What I read him to say is that the JY staff member in question has a job whose explicit mission includes proselytizing. Having a “missionary” (Mr. Fraun’s term, and one I think is entirely apt) volunteering at the school, and one who does not seem always to make clear to students, staff, and parents that he is a missionary, is a serious problem for me, too–and I say this as someone whose faith commitment is very close to the ethos of JY.

One of my tests for genuine multiculturalism is to “turn the tables.” In this case, how would I feel, as a Christian parent, about our son going on a school trip in the company of a Mormon missionary, or a Muslim missionary, or a Marxist missionary? Not good. Indeed, I would be upset with a school that allowed such a person such access to, and authority over, my child.

So what are groups like JY to do? Are they to be banned from high schools entirely?

No. They can help students run clubs at school, the way other interested volunteers can support a club focused on Sikhism or Buddhism, or GLBT issues, or other matters of religion, philosophy, morality, and politics. They can also serve as resources for schools interested in exploring various religions and philosophies as part of a genuine curricular investigation.

They might provide other services to the school, but frankly I think they have to be circumspect in the extreme, and the staff has to be vigilant, to ensure that such service is neither tied to privilege for their particular group on a quid pro quo basis (“We helped you do this, so you give us special access to the students”) nor itself exploited as an occasion for proselytizing (“Well, kids, it’ll be a long drive to McGee River, so let’s talk: What do you think about God?”).

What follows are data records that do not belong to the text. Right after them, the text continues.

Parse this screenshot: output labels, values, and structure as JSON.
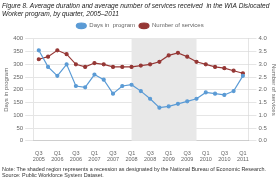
{
  "chart_data": {
    "type": "line",
    "title": [
      "Figure 8. Average duration and average number of services received  in the WIA Dislocated",
      "Worker program, by quarter, 2005–2011"
    ],
    "ylabel": "Days in program",
    "y2label": "Number of services",
    "annotations": [
      "Note: The shaded region represents a recession as designated by the National Bureau of Economic Research.",
      "Source: Public Workforce System Dataset."
    ],
    "x": [
      0,
      0.5,
      1,
      1.5,
      2,
      2.5,
      3,
      3.5,
      4,
      4.5,
      5,
      5.5,
      6,
      6.5,
      7,
      7.5,
      8,
      8.5,
      9,
      9.5,
      10,
      10.5,
      11
    ],
    "xlim": [
      -0.3,
      11.3
    ],
    "xticks": [
      {
        "value": 0,
        "label": "Q3\n2005"
      },
      {
        "value": 1,
        "label": "Q1\n2006"
      },
      {
        "value": 2,
        "label": "Q3\n2006"
      },
      {
        "value": 3,
        "label": "Q1\n2007"
      },
      {
        "value": 4,
        "label": "Q3\n2007"
      },
      {
        "value": 5,
        "label": "Q1\n2008"
      },
      {
        "value": 6,
        "label": "Q3\n2008"
      },
      {
        "value": 7,
        "label": "Q1\n2009"
      },
      {
        "value": 8,
        "label": "Q3\n2009"
      },
      {
        "value": 9,
        "label": "Q1\n2010"
      },
      {
        "value": 10,
        "label": "Q3\n2010"
      },
      {
        "value": 11,
        "label": "Q1\n2011"
      }
    ],
    "ylim": [
      0,
      400
    ],
    "yticks": [
      0,
      50,
      100,
      150,
      200,
      250,
      300,
      350,
      400
    ],
    "y2lim": [
      0.0,
      4.0
    ],
    "y2ticks": [
      {
        "value": 0,
        "label": "0.0"
      },
      0.5,
      {
        "value": 1,
        "label": "1.0"
      },
      1.5,
      {
        "value": 2,
        "label": "2.0"
      },
      2.5,
      {
        "value": 3,
        "label": "3.0"
      },
      3.5,
      {
        "value": 4,
        "label": "4.0"
      }
    ],
    "grid": true,
    "legend": "top",
    "shaded_region": {
      "start": 5,
      "end": 8.5,
      "color": "#e8e8e8"
    },
    "series": [
      {
        "name": "Days in  program",
        "color": "#5b9bd5",
        "marker": "circle",
        "axis": "y",
        "values": [
          355,
          290,
          255,
          300,
          215,
          210,
          260,
          240,
          185,
          215,
          220,
          195,
          165,
          130,
          135,
          145,
          155,
          165,
          190,
          185,
          180,
          195,
          255
        ]
      },
      {
        "name": "Number of services",
        "color": "#953735",
        "marker": "circle",
        "axis": "y2",
        "values": [
          3.2,
          3.3,
          3.55,
          3.4,
          3.0,
          2.9,
          3.05,
          3.0,
          2.9,
          2.9,
          2.9,
          2.95,
          3.0,
          3.1,
          3.35,
          3.45,
          3.3,
          3.1,
          3.0,
          2.9,
          2.85,
          2.75,
          2.65
        ]
      }
    ]
  }
}
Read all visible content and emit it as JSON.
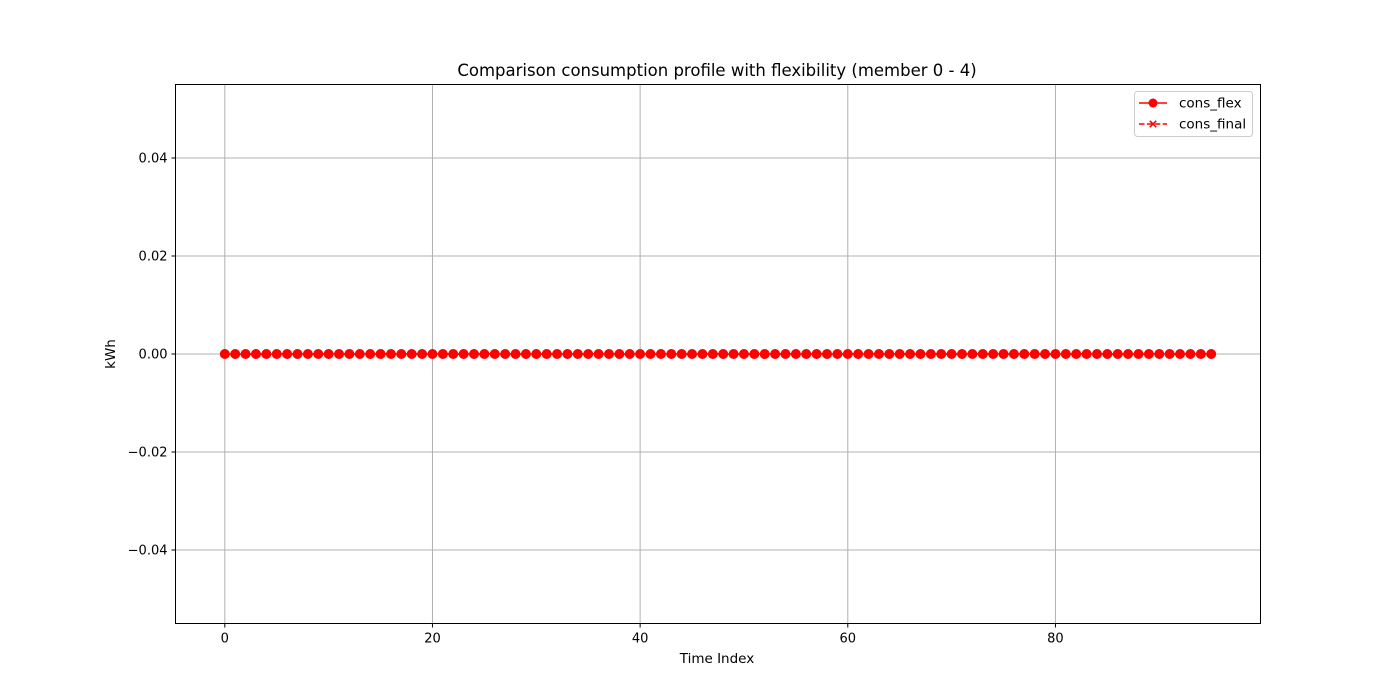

We parents presume that teachers have been trained to handle issues of multiculturalism, sensitivity to religious difference, preservation of open discourse without privileging a particular outlook, and so on. These issues are difficult and complex, to be sure, and I have sadly come to believe that many administrators and teachers actually don’t understand and handle these issues very well. But then again, most of us in the general public don’t, either–and nor do our leaders in politics, the courts, the educational system, and the mass media!

All the more likely, then, that someone whose job it is to evangelize students (as well as to confirm believers in their faith) may well not understand and abide by the strictures of public school accommodation of, and respect for, different views. Nor may that person, however well-meaning, see how his or her explicit advocacy of a particular religion or philosophy renders him or her now less able to perform the volunteer role, as he or she is now possibly viewed with apprehension and even fear by students who resist that particular view. According to Mr. Fraun’s account, at least, the JY staffer seems to be in that category. To seize on the particular example in view, to send home JY permission slips for a school trip seems to me to be a pretty stark misunderstanding of how JY should be relating to the public school system.

Mr. Fraun or I may have gotten the facts of the situation wrong. I apologize if I have done so and thus misunderstood what happened and particularly if I have misunderstood the JY staffer’s actions. I hope you will set me straight if that is so. Otherwise, then, I hope that these remarks are in some way helpful to you as you consider what to think and do next.